Funding Agency: Defense Logistics Agency - Defense Technical Information Center

Award No.: SP4700-05-P-0148

Project Title: Tools for Automatic Extraction of Metadata from DTIC Electronic Documents Collections - Phase II

Project Period: 09/19/05 - 09/18/06

 

Work Accomplishments during period

 

Detection of POINT (Page Of INTerest, e.g., cover/title pages): 

 

1.      Carried out statistical study of metrics on documents pages, characterizing factors such as word & line count, dominant font sizes, etc.

2.      Measured independent effectiveness of a variety of different simple tests for identifying POI NT, including deviations from the averages determined in the above-mentioned statistical study.

 

Classification:  Use of cover page and title page detection algorithm.

           

1.      Completed implementation of KMEAN bin-based classifier. Initial study on a small number of documents offered very promising results.

2.      Evaluated new classifier on larger collection of documents. Performance on larger set was inadequate. Began looking at rules from POINT study to see if they could be employed in classifier..

 

 

Metadata Extraction:

 

1.      Completed implementation and testing of new feature to identify “largest (fontsize) strings” as convenient rule for title extraction.

2.      Added new templates aimed at public law documents.

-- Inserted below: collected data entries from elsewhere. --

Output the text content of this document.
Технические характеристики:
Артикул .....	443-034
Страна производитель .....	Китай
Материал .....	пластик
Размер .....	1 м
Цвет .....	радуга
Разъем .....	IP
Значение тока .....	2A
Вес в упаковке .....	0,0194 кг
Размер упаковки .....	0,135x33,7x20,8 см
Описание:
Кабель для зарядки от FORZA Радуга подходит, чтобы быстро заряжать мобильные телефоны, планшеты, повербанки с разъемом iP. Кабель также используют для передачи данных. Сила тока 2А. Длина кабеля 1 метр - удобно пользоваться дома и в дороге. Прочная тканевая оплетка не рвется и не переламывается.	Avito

3.      Undertook study of extraction techniques employed by CiteSeer, including working from the open source. CiteSeer is widely regarded as having a quality metadata database. Only a portion of this, however, comes from document extraction. The (old) open source was found to use fairly ad-hoc methods that yielded relatively poor results. Sample documents were submitted to CiteSeer without accompanying metadata (to force the fall-back procedure of extracting the metadata from the document). Results were still poor, suggesting that current versions are less effective than our own techniques.

 

Auxiliary Activities:

1.      Obtained preliminary collection of NASA documents for subsequent study. Based upon preliminary review of this set, formulated characteristics of representative sample desired for the actual study and began process of obtaining that representative sample.

2.      Prepared conference paper on current extraction results for ELPUB 2006

3.      Began preparation for GPO presentation

  

Problem Areas and Corrective Actions

 

None

 

Deviations in Cost/Schedule

 

None

 

Work to be Accomplished Next Period

 

Incorporate POINT study into page identifier.

 

Consider alternative classifier schemes possibly based on POINT study rules and semantic tagging of lexemes (e.g., preliminary decomposition by publishing organization)

 

Commence study of NASA documents